Health concerns also raise costs, because the risk of rampant disease — an ever-present problem in China’s livestock sector — is higher with more animals under one roof.
Even two-story farms in Europe have sparked worries that pigs will receive less care, said Irene Camerlink, an animal welfare expert at the University of Veterinary Medicine in Vienna who has worked with Chinese farms.
Any outbreak of disease could lead to extensive culling, she said.
Farm manager Xu said Yangxiang reduces the risk of disease by managing each floor separately, with staff working on the same floor every day. New sows are introduced to a building on the top floor, and are then moved by elevator to an assigned level, where they remain.
The ventilation system is designed to prevent air from circulating between floors or to other buildings. Air enters through ground channels and passes through ventilation ducts on each level.
The ducts are connected to a central exhaust on the roof, with powerful extraction fans pulling the air through filters and pushing it out of 15m-high chimneys.
A waste treatment plant is still under construction on Yaji Mountain to handle the site’s manure. After treatment, the liquid will be sprayed on the surrounding forest, and solids sold to nearby farms as organic fertilizer.

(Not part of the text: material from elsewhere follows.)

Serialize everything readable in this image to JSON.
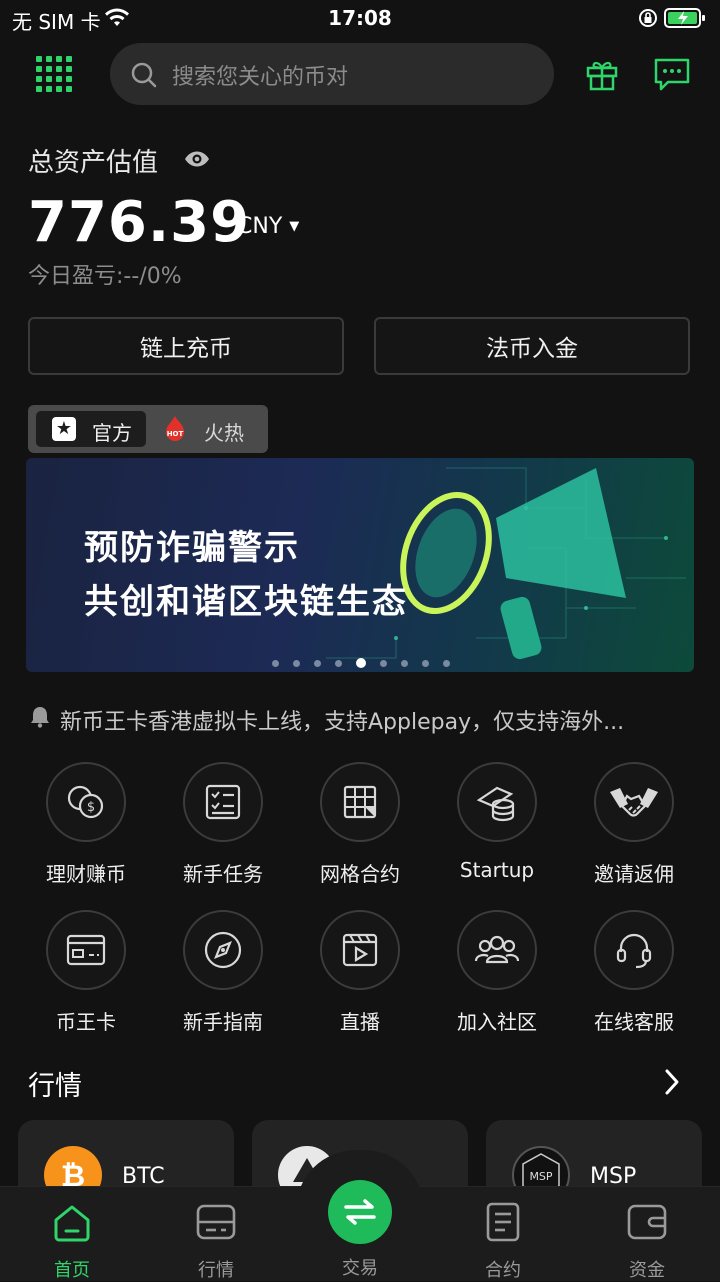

The project’s additional equipment — much of it imported — to reduce disease, environmental impact and labor costs, significantly increased Yangxiang’s spending, the company said.
However, after testing other models, Yangxiang concluded the multistory building was best.
Others are less convinced.
“We need time to see if this model is doable,” Xue said, adding that he would not encourage clients to opt for “hog hotels.”
“There will be many new, competing ideas” about how to raise pigs in China, Xue said, including high-rise farms.
Eventually, “a suitable model will emerge,” he said.